O SR. EDISON LOBÃO - Agradeço o esclarecimento do eminente Senador José Fogaça, que vem em boa hora. O que S. Exª relata foi exatamente o que ocorreu nas conversas que mantivemos. Se eu estivesse em seu lugar, como Relator, Senador José Fogaça, e tivesse solicitado ao Governo as informações que V. Exª solicitou e não as tivesse recebido, também teria dificuldades em emitir um parecer favorável. Portanto, em nada estou contrário à posição de V. Exª. Mas V. Exª acaba de declarar que jamais fez qualquer manifestação de reparo que fosse ao meu comportamento. V. Exª foi claro quanto a isto agora.

Sucede que a revista Veja, que deveria ser respeitável mas não é, declara que V. Exª teria dito: "Esse negócio nunca me pareceu boa coisa." E o Senador José Fogaça acaba de afirmar que nunca disse isto.

Então, é contra esses procedimentos de uma revista desta envergadura, que todos nós lemos e que gostaríamos de nela acreditar, que aqui me levanto. Não é possível que os homens públicos estejam a cada instante sendo submetidos à censura, a acusações, à maledicência de empresas jornalísticas desta natureza.

Mas vamos voltar ao tema da validade ou não dos títulos. O advogado Saulo Ramos foi ouvido por interessados sobre a validade desses títulos. Pediram a ele um parecer e ele respondeu através de uma carta, da qual a revista publica um pequeno trecho, e não a carta integral, porque não lhe convinha.

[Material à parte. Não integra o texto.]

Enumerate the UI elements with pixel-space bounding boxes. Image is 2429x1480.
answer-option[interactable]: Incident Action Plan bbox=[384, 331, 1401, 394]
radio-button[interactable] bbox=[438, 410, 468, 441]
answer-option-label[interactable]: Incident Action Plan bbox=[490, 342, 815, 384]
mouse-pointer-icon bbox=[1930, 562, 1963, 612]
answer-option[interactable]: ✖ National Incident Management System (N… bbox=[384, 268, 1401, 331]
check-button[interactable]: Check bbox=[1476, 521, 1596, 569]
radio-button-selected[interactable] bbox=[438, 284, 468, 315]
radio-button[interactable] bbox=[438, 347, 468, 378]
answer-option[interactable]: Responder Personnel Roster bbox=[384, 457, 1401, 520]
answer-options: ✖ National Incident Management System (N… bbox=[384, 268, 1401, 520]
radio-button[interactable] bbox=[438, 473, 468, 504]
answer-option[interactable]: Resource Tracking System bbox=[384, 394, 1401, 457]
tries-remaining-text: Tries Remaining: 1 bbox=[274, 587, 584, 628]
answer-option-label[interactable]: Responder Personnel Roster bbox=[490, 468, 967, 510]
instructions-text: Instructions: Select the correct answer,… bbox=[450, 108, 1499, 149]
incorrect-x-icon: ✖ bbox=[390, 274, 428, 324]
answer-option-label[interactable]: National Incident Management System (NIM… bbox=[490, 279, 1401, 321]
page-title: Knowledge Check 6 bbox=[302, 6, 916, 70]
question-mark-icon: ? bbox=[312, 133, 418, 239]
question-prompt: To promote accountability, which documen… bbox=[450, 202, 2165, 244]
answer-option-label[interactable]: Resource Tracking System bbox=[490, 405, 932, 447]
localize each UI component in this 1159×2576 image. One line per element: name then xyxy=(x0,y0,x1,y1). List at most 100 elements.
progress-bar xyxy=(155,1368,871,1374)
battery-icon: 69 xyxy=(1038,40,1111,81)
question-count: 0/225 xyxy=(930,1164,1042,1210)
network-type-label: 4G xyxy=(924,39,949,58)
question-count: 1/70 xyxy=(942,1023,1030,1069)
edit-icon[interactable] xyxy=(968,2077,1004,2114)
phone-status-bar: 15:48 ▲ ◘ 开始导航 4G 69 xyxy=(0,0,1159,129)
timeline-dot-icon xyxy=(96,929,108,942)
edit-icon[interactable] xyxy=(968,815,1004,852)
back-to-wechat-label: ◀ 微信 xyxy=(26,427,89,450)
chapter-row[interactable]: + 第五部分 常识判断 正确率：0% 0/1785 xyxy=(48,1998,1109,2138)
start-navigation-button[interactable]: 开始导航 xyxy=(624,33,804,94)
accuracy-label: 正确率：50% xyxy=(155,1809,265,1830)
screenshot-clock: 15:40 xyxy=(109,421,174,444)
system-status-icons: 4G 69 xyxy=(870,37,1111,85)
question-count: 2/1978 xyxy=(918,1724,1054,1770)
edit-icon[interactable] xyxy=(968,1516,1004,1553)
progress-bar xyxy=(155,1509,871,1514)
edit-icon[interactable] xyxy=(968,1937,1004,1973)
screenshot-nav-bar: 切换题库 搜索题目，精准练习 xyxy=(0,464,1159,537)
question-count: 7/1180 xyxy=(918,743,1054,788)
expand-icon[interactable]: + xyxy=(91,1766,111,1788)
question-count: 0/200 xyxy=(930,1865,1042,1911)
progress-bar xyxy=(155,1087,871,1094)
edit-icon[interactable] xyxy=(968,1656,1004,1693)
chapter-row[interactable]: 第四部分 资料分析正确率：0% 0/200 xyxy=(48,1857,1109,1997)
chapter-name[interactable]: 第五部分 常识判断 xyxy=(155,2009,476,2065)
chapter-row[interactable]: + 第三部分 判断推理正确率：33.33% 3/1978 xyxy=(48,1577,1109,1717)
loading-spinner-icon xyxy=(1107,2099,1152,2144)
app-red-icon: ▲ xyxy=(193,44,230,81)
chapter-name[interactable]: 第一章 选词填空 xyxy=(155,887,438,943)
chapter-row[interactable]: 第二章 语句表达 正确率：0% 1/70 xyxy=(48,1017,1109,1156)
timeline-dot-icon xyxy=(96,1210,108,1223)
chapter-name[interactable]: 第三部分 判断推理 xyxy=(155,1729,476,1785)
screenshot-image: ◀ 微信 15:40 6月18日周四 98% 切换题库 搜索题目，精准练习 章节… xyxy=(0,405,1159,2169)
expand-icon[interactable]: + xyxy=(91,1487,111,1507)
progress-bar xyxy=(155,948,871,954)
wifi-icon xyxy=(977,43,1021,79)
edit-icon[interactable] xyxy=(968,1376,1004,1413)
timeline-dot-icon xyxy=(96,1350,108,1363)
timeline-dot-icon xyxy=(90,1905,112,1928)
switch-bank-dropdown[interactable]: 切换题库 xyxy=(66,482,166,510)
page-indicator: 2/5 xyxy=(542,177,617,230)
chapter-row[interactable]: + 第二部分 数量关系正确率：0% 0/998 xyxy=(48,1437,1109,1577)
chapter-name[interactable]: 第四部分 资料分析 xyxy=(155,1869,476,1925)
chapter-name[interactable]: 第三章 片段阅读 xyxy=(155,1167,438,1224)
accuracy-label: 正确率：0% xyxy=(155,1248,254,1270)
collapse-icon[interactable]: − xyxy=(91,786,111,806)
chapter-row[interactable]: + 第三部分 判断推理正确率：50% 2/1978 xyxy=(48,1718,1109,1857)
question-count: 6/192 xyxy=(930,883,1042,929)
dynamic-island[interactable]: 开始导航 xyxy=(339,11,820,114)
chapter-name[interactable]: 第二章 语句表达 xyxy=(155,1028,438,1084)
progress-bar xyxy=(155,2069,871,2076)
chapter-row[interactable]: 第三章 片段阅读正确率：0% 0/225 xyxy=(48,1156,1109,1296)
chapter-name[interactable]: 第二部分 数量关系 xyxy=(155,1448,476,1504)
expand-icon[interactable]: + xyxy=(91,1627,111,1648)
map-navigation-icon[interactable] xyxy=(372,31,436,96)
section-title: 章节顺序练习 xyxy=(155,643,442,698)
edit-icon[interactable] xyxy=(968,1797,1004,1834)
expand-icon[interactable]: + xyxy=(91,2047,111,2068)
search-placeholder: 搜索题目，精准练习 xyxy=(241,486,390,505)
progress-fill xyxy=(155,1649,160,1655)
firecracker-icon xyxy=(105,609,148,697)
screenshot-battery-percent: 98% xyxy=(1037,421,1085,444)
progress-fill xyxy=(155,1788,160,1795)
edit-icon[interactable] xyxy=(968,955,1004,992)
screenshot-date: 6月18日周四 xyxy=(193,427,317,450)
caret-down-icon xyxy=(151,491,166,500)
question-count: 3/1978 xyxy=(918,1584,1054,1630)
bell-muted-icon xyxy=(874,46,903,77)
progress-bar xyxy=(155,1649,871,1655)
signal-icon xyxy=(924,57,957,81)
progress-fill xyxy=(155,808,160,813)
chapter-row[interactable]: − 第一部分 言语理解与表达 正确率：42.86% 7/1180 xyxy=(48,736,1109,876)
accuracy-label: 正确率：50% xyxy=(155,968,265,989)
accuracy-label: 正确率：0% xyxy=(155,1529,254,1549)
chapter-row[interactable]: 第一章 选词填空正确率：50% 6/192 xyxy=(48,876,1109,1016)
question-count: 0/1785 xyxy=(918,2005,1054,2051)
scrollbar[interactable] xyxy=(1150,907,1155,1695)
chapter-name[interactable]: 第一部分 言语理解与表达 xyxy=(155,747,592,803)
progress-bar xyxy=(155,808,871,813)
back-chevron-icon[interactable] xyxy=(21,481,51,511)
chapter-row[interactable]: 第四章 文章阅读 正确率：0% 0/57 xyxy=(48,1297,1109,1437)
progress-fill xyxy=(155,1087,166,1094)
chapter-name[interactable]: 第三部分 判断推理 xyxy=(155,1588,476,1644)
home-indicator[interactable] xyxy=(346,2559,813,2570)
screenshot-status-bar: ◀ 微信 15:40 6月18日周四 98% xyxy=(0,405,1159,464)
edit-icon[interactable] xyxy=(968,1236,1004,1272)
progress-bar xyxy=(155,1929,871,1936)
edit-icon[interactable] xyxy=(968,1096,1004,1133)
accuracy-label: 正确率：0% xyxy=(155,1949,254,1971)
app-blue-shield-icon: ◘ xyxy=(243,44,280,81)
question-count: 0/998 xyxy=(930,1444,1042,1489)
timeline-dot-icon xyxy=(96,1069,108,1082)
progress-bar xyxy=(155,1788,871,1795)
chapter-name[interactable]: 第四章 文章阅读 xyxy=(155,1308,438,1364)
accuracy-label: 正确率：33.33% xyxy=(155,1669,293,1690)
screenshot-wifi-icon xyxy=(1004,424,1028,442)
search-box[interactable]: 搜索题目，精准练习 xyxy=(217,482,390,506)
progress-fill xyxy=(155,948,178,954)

Diz a carta do Dr. Saulo Ramos, que por si só é absolutamente esclarecedora:

      "Recebi consulta, que V.Sªs tiveram a gentileza de formular-me, a respeito da Dívida Pública Interna Fundada Federal, constituída pela emissão de apólices, de responsabilidade do Governo da República, no começo do século, revalidadas, as não pagas em 1967, pelo Decreto-Lei nº 263, que fixou prazo para a substituição, por ORTN, prorrogado uma vez pelo Decreto-Lei nº 396, de 30 de dezembro de 1968.

      Ambos os diplomas fixaram prazo, sob pena de prescrição, inferior a cinco anos, esquecidos os respectivos redatores do art. 172, V, do Código Civil, não revogado por eles.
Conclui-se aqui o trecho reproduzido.